Every
town,
village and
locality in Britain has one of these, as do
many larger
companies and organisations. War memorials were
erected around the
country after the end of
World War I
(which was of course
The War To End All Wars) to
commemorate
those who died in the
conflict and to give the
relatives of those whose
bodies were never found a
focal point to remember their
loved ones.
Most war memorials take the form of a simple obelisk and usually have
the names of all those who died in service engraved around their base.
Due to a failure to comprehend anything by world leaders, WWI
was not of course the final chapter in human warfare, so most war
memorials now have a second set of inscriptions, remembering those
who died between 1939 and 1945.
Whatever your thoughts on war, the war memorials are sobering places.
My home town had a population of less than 8,000 at the outbreak of the
First World War, yet the memorial contains 237 names: local men who went
off to Europe and never came back. It contains another 186 from the
Second World War.
Every year on Armistice Day there are commemorative ceremonies at each
war memorial, carried out by the British Legion, and poppy wreaths are
laid down.

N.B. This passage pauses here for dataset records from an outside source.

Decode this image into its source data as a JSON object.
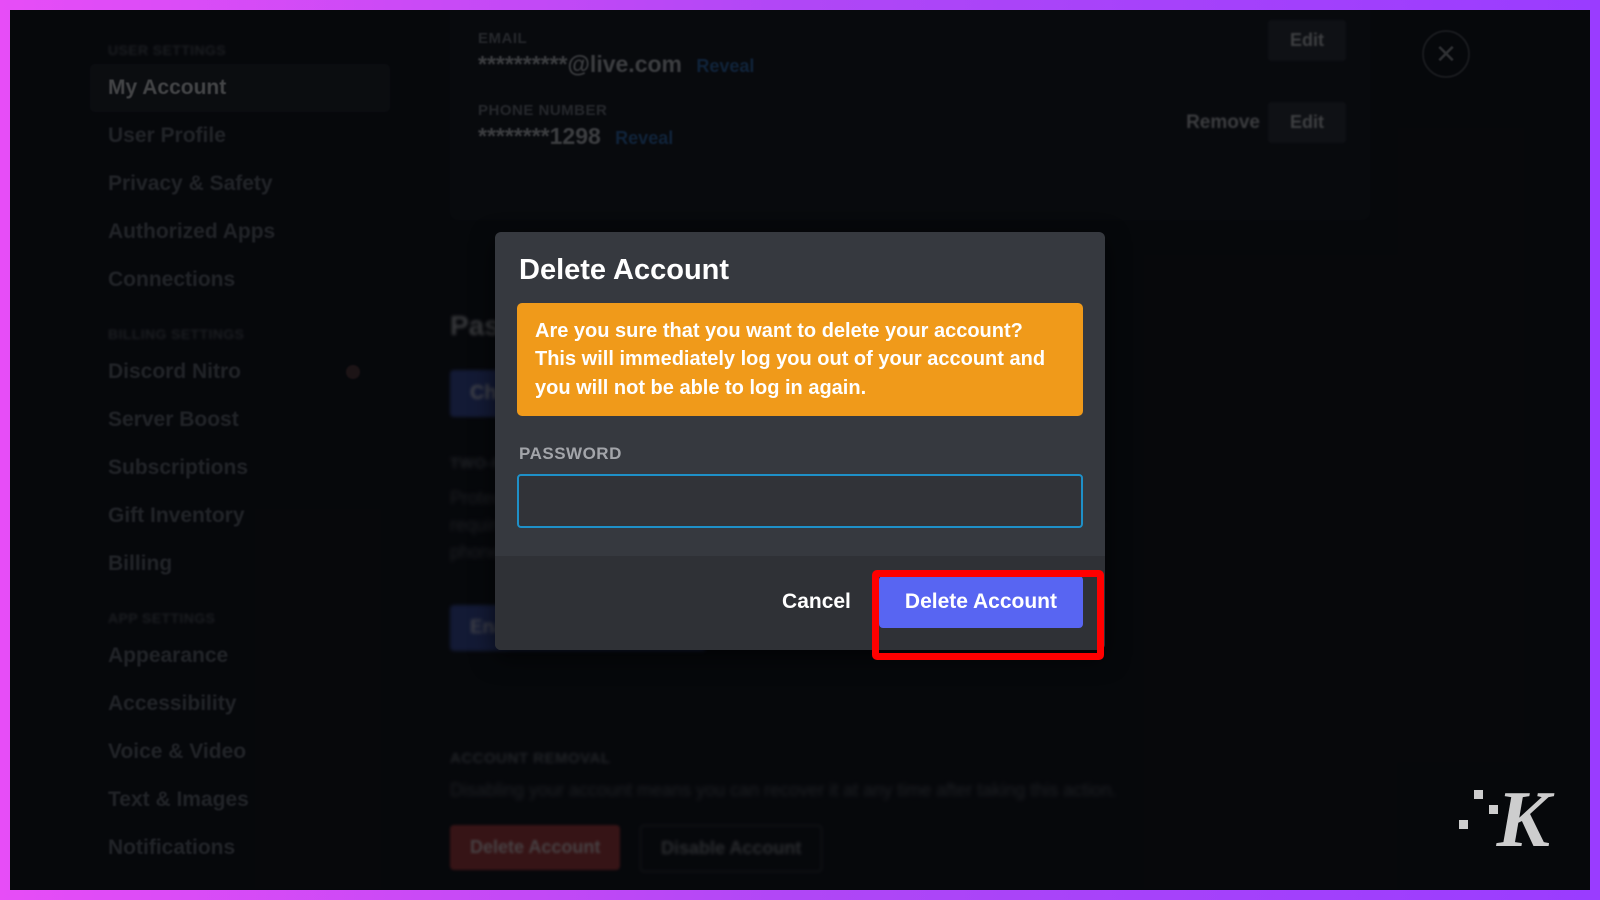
{
  "sidebar": {
    "sections": [
      {
        "label": "USER SETTINGS",
        "items": [
          {
            "label": "My Account",
            "active": true
          },
          {
            "label": "User Profile"
          },
          {
            "label": "Privacy & Safety"
          },
          {
            "label": "Authorized Apps"
          },
          {
            "label": "Connections"
          }
        ]
      },
      {
        "label": "BILLING SETTINGS",
        "items": [
          {
            "label": "Discord Nitro",
            "badge": true
          },
          {
            "label": "Server Boost"
          },
          {
            "label": "Subscriptions"
          },
          {
            "label": "Gift Inventory"
          },
          {
            "label": "Billing"
          }
        ]
      },
      {
        "label": "APP SETTINGS",
        "items": [
          {
            "label": "Appearance"
          },
          {
            "label": "Accessibility"
          },
          {
            "label": "Voice & Video"
          },
          {
            "label": "Text & Images"
          },
          {
            "label": "Notifications"
          }
        ]
      }
    ]
  },
  "account": {
    "email_label": "EMAIL",
    "email_value": "**********@live.com",
    "reveal": "Reveal",
    "phone_label": "PHONE NUMBER",
    "phone_value": "********1298",
    "edit": "Edit",
    "remove": "Remove"
  },
  "password_section": {
    "title": "Password and Authentication",
    "change_btn": "Change Password",
    "twofa_label": "TWO-FACTOR AUTHENTICATION",
    "twofa_desc": "Protect your account with an extra layer of security. Once configured, you'll be required to enter both your password and an authentication code from your mobile phone in order to sign in.",
    "enable_btn": "Enable Two-Factor Auth"
  },
  "removal_section": {
    "label": "ACCOUNT REMOVAL",
    "desc": "Disabling your account means you can recover it at any time after taking this action.",
    "delete_btn": "Delete Account",
    "disable_btn": "Disable Account"
  },
  "modal": {
    "title": "Delete Account",
    "warning": "Are you sure that you want to delete your account? This will immediately log you out of your account and you will not be able to log in again.",
    "password_label": "PASSWORD",
    "cancel": "Cancel",
    "confirm": "Delete Account"
  },
  "close_x": "✕"
}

The biggest ceremony, usually attended by the Queen and
other VIPs is at The Cenotaph in Whitehall, central London,
which is the largest of the war memorials.
Postscript: I originally claimed that The Cenotaph was the British
equivalent of the Tomb of the Unknown Soldier, until spiregrain
jogged my memory and reminded me that there is an official
Tomb of the Unknown Soldier in Westminster Abbey.